In Monday's discussion of
Andrew et al. (2013) Road Map for Molecular Ecology we criticized this vision of the future. In particular the
sections on phylogeography, hybridization and speciation, don't grapple with the essential problem of how genome data are changing our
questions and analyses.
Here are some recent papers that do just that.
Ellegren (2012) "Genome sequencing and population genomics in non-model organisms" reviews methods for
inference of historical demography (PSMC). This is a genome wide analogue of
skyline plots, based on varying time to coalescence of different genome
segments. It was developed for a single diploid genome (you need some
heterozygosity to estimate coalescence time) and has now been extended to
multiple individuals. It should be better resolved than one-to-few-gene skyline
plots, especially in detecting the signal of multiple expansion-contractions but
not necessarily for recent events (which depend on sample size).
Sousa & Hey (2013) "Understanding the origin of species with genome-scale data: modelling gene flow" go straight to the heart of the matter. Much of the potential power of population genomics comes from recombination. The coalescent genealogical sampling methods that we currently use (BEAST, IMa...) are computationally intensive and can't handle recombination. Recent
population genomic studies use summary statistics like Fst and D (single-SNP
4-taxon gene trees). These throw out most information in the data and can't distinguish among processes that may have caused observed patterns. Current methods are simply unable to simultaneously consider implications of many gene-genealogies with varying degrees of linkage but there are some promising approaches that involve computational shortcuts (ABC, PAC) and Hidden Markov Model (HMM) methods that allow changing genealogies along the genome.
Both of these reviews have something to say about detecting selection and the genes underlying phenotypic differences in wild populations - including GWAS, which was not mentioned in Andrews et al. (2013).

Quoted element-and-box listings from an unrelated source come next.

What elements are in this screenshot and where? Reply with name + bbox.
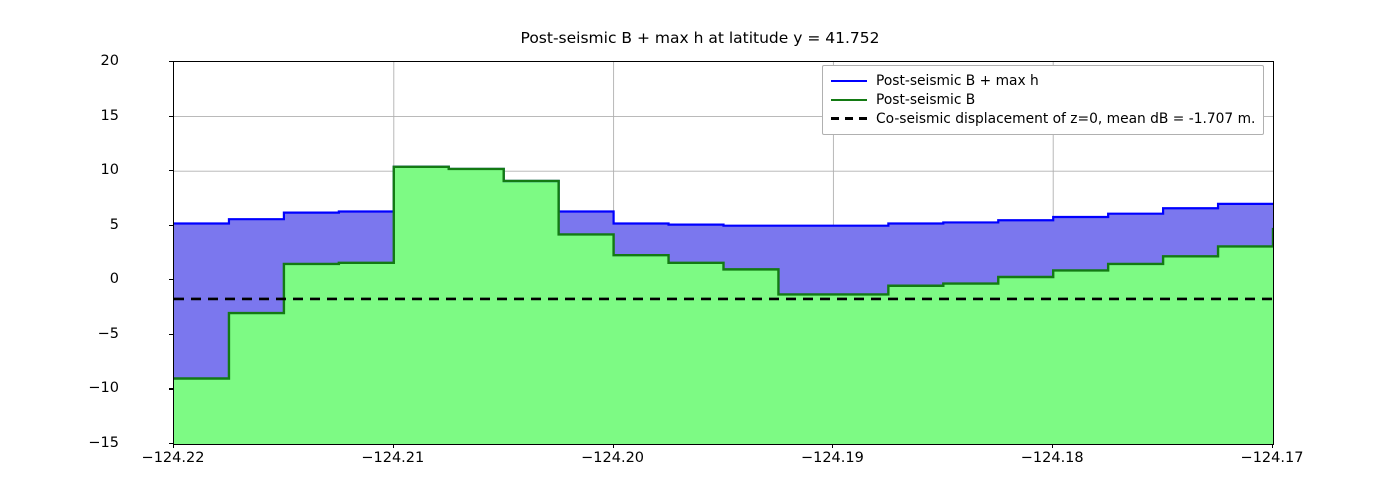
x-tick-mark xyxy=(832,444,834,448)
y-tick-mark xyxy=(169,224,173,226)
x-tick-label: −124.20 xyxy=(581,450,645,466)
series-line-post-seismic-b-plus-max-h xyxy=(174,165,1273,227)
x-tick-mark xyxy=(392,444,394,448)
x-tick-mark xyxy=(1052,444,1054,448)
plot-area xyxy=(173,61,1274,445)
y-tick-mark xyxy=(169,279,173,281)
y-tick-label: −10 xyxy=(88,380,119,397)
plot-surface xyxy=(174,62,1273,444)
x-tick-label: −124.22 xyxy=(141,450,205,466)
series-fill-post-seismic-b xyxy=(174,166,1273,444)
legend-label: Co-seismic displacement of z=0, mean dB … xyxy=(876,110,1256,127)
legend: Post-seismic B + max h Post-seismic B Co-s… xyxy=(822,65,1265,135)
legend-entry[interactable]: Post-seismic B xyxy=(831,90,1255,109)
x-tick-mark xyxy=(173,444,175,448)
series-line-post-seismic-b xyxy=(174,165,1273,380)
legend-label: Post-seismic B + max h xyxy=(876,72,1039,89)
y-tick-mark xyxy=(169,170,173,172)
chart-svg xyxy=(174,62,1273,444)
y-tick-mark xyxy=(169,443,173,445)
x-tick-label: −124.18 xyxy=(1020,450,1084,466)
legend-label: Post-seismic B xyxy=(876,91,976,108)
y-tick-label: 0 xyxy=(109,271,119,288)
y-tick-mark xyxy=(169,115,173,117)
legend-swatch-icon xyxy=(831,75,867,87)
x-tick-mark xyxy=(612,444,614,448)
x-tick-label: −124.21 xyxy=(361,450,425,466)
legend-entry[interactable]: Co-seismic displacement of z=0, mean dB … xyxy=(831,109,1255,128)
y-tick-label: 10 xyxy=(100,162,119,179)
x-tick-label: −124.17 xyxy=(1240,450,1304,466)
y-tick-label: 15 xyxy=(100,107,119,124)
y-tick-mark xyxy=(169,61,173,63)
y-tick-label: 20 xyxy=(100,53,119,69)
legend-entry[interactable]: Post-seismic B + max h xyxy=(831,71,1255,90)
y-tick-mark xyxy=(169,333,173,335)
y-tick-mark xyxy=(169,388,173,390)
x-tick-mark xyxy=(1272,444,1274,448)
page-title: Post-seismic B + max h at latitude y = 4… xyxy=(520,29,880,47)
y-tick-label: −5 xyxy=(97,325,119,342)
legend-swatch-icon xyxy=(831,113,867,125)
legend-swatch-icon xyxy=(831,94,867,106)
y-tick-label: 5 xyxy=(109,216,119,233)
y-tick-label: −15 xyxy=(88,435,119,451)
x-tick-label: −124.19 xyxy=(800,450,864,466)
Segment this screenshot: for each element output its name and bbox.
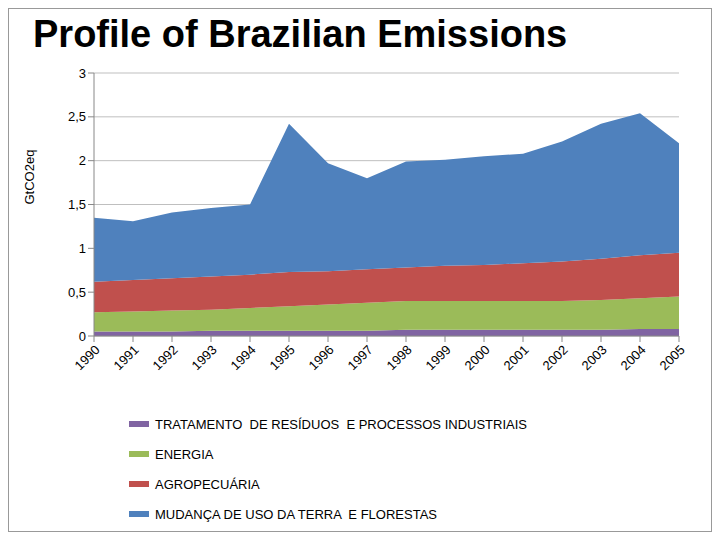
svg-text:3: 3 [79,66,86,81]
svg-text:1996: 1996 [306,342,337,373]
html-text:AGROPECUÁRIA: AGROPECUÁRIA [155,476,260,492]
svg-text:2: 2 [79,153,86,168]
svg-text:1: 1 [79,241,86,256]
svg-text:0: 0 [79,329,86,344]
svg-text:2004: 2004 [618,342,649,373]
svg-text:1994: 1994 [228,342,259,373]
html-text:ENERGIA: ENERGIA [155,446,214,462]
svg-text:1995: 1995 [267,342,298,373]
html-text:TRATAMENTO DE RESÍDUOS E PROCE: TRATAMENTO DE RESÍDUOS E PROCESSOS INDUS… [155,416,527,432]
svg-text:2001: 2001 [501,342,532,373]
svg-text:2,5: 2,5 [68,109,86,124]
svg-text:1,5: 1,5 [68,197,86,212]
svg-text:GtCO2eq: GtCO2eq [22,150,37,205]
svg-text:0,5: 0,5 [68,285,86,300]
svg-text:2002: 2002 [540,342,571,373]
svg-text:2003: 2003 [579,342,610,373]
svg-text:1999: 1999 [423,342,454,373]
svg-text:1991: 1991 [111,342,142,373]
svg-text:1997: 1997 [345,342,376,373]
html-text:Profile of Brazilian Emissions: Profile of Brazilian Emissions [33,13,568,55]
svg-text:1998: 1998 [384,342,415,373]
svg-text:1990: 1990 [72,342,103,373]
svg-text:1993: 1993 [189,342,220,373]
svg-text:1992: 1992 [150,342,181,373]
svg-text:2005: 2005 [657,342,688,373]
html-text:MUDANÇA DE USO DA TERRA E FLOR: MUDANÇA DE USO DA TERRA E FLORESTAS [155,506,437,522]
svg-text:2000: 2000 [462,342,493,373]
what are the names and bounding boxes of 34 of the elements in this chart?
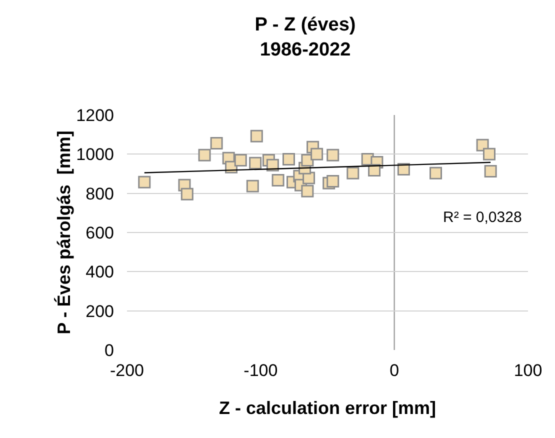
y-tick-label: 400 [86, 262, 114, 282]
x-tick-label: 100 [514, 361, 542, 380]
y-tick-label: 600 [86, 223, 114, 242]
y-axis-title: P - Éves párolgás [mm] [54, 130, 74, 334]
point [484, 164, 497, 178]
point [326, 148, 340, 162]
point [138, 176, 151, 188]
point [301, 184, 314, 198]
x-tick-label: 0 [390, 361, 400, 380]
point [326, 174, 340, 188]
x-axis-title: Z - calculation error [mm] [218, 398, 436, 418]
point [234, 154, 247, 166]
point [310, 148, 324, 160]
chart-title: P - Z (éves) 1986-2022 [254, 14, 356, 60]
x-tick-label: -100 [244, 361, 278, 380]
y-tick-label: 1200 [76, 106, 114, 125]
point [210, 136, 223, 150]
point [346, 166, 360, 180]
point [430, 166, 442, 180]
point [282, 153, 295, 166]
y-tick-label: 800 [86, 184, 114, 204]
point [249, 156, 262, 170]
y-tick-label: 200 [86, 302, 114, 321]
x-tick-label: -200 [110, 361, 144, 380]
point [397, 163, 410, 176]
point [246, 180, 259, 192]
point [198, 148, 211, 162]
point [272, 174, 284, 186]
point [250, 130, 263, 142]
y-tick-label: 0 [104, 340, 114, 360]
point [482, 148, 496, 160]
point [180, 188, 194, 200]
y-tick-label: 1000 [76, 145, 114, 164]
annotation: R² = 0,0328 [443, 209, 522, 226]
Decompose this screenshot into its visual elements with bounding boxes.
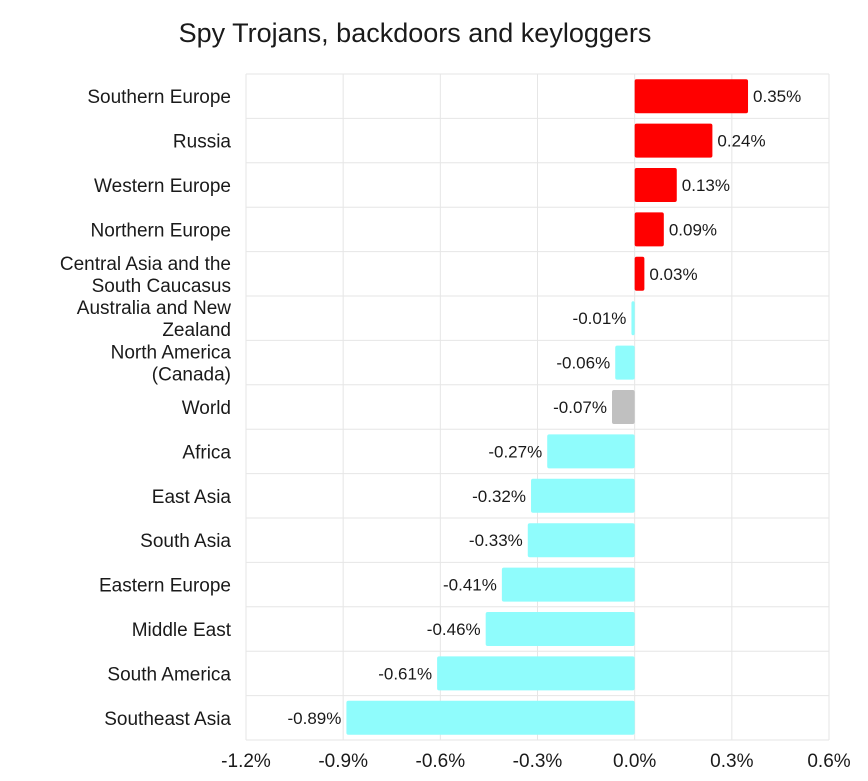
bar-northern-europe (634, 212, 664, 247)
data-label: -0.27% (488, 442, 542, 461)
category-label: Southern Europe (87, 87, 231, 108)
x-tick-label: -0.6% (416, 751, 466, 772)
bar-eastern-europe (501, 567, 635, 602)
data-label: -0.06% (556, 354, 610, 373)
data-label: -0.32% (472, 487, 526, 506)
data-label: -0.41% (443, 576, 497, 595)
data-label: 0.35% (753, 87, 801, 106)
x-tick-label: -1.2% (221, 751, 271, 772)
data-label: 0.09% (669, 220, 717, 239)
bar-africa (547, 434, 635, 469)
category-label: Middle East (132, 620, 232, 641)
category-label: Central Asia and the South Caucasus (60, 254, 231, 297)
category-label: Africa (182, 442, 231, 463)
x-tick-label: 0.6% (807, 751, 850, 772)
bar-middle-east (485, 612, 635, 646)
bars (346, 79, 749, 735)
x-tick-label: -0.9% (318, 751, 368, 772)
data-label: 0.24% (717, 132, 765, 151)
category-label: Northern Europe (91, 220, 231, 241)
category-label: South Asia (140, 531, 231, 552)
category-label: World (182, 398, 231, 419)
x-tick-label: -0.3% (513, 751, 563, 772)
category-label: East Asia (152, 487, 232, 508)
bar-world (611, 390, 635, 424)
data-label: 0.13% (682, 176, 730, 195)
bar-southern-europe (634, 79, 749, 114)
data-label: -0.61% (378, 664, 432, 683)
bar-east-asia (531, 478, 635, 513)
category-label: Western Europe (94, 176, 231, 197)
bar-russia (634, 123, 713, 158)
bar-north-america-canada (615, 345, 635, 380)
data-label: -0.33% (469, 531, 523, 550)
data-label: 0.03% (649, 265, 697, 284)
data-label: -0.46% (427, 620, 481, 639)
bar-central-asia-and-the-south-caucasus (634, 256, 645, 291)
category-label: Eastern Europe (99, 576, 231, 597)
labels: -1.2% -0.9% -0.6% -0.3% 0.0% 0.3% 0.6% Southern… (60, 87, 851, 772)
data-label: -0.01% (573, 309, 627, 328)
x-tick-label: 0.0% (613, 751, 656, 772)
bar-western-europe (634, 168, 677, 202)
category-label: North America (Canada) (111, 343, 232, 386)
chart-title: Spy Trojans, backdoors and keyloggers (178, 18, 652, 48)
category-label: Southeast Asia (104, 709, 231, 730)
bar-australia-and-new-zealand (631, 301, 635, 336)
x-tick-label: 0.3% (710, 751, 753, 772)
bar-southeast-asia (346, 700, 635, 735)
data-label: -0.07% (553, 398, 607, 417)
category-label: South America (107, 664, 231, 685)
bar-south-asia (527, 523, 635, 558)
category-label: Russia (173, 132, 232, 153)
data-label: -0.89% (288, 709, 342, 728)
category-label: Australia and New Zealand (77, 298, 231, 341)
bar-south-america (437, 656, 635, 691)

Apart from the emerging methods reviewed above I think our road map needs to consider genome-wide inference of
admixture. This year there have been some great new resources and approaches to studying individual origins and population histories using admixture. One of these is the Genetic Atlas of Human Admixture History (
Hellenthal et al. 2014), with this wonderful web
playground. Just a few weeks ago Elhaik et al. (2014..aka
The Genographic Consortium) published the "Geographic Population Structure" algorithm (GPS...haha) which uses admixture analysis of Ancenstral Informative Markers (AIMs) to infer the biogeographic origins of populations. Using 100 000 SNPs they were able to assign human individuals to geographic regions with astounding accuracy, to within 50km and often to the right village for some European populations (Sardinia, which is old and structured). This is far better than what is achieved from previous methods such as PCA.
On the other end of the population structure spectrum, we need to know about the new Bayesian assignment methods for species delimitation
(BPP), which
may be particularly applicable to bar-coding studies. As a parting shot I might add that DNA based trophic ecology (i.e. CSI - POO) is at best a scenic byway off the freeway of ecological metagenomics; with the as yet unfulfilled promise of detecting rare species, measuring abundance and analysing whole species communities from non-invasive environmental samples. These curious absences in Andrew
et al. (2013) are partly because the review aims at concepts not methods. Given that our (potential) ability to generate data is way ahead of theory we need more specific consideration of analyses.
The
Harrison et al. (2014) review of evolutionary potential, which we didn't discuss, is an interesting essay on how we might use experimental analyses of fitness in model organisms to derive measures of adaptive and non-adaptive variation in the wild (giving evolutionary significance to ESUs). Unfortunately the only two organisms cited in their consideration of wild populations are
Arabidopsis and
Drosophila - I guess we are not quite there yet.
PSMC - Pairwise Sequential Markovian Models
HMM - Hidden Markov Models
Admixture
AIMs - ancestry informative markers
GPS - population structure
BPP - species assignment
Ecological Metagenomics
GWAS on non-model species
That's a long list of emerging techniques to leave off your road map of the future.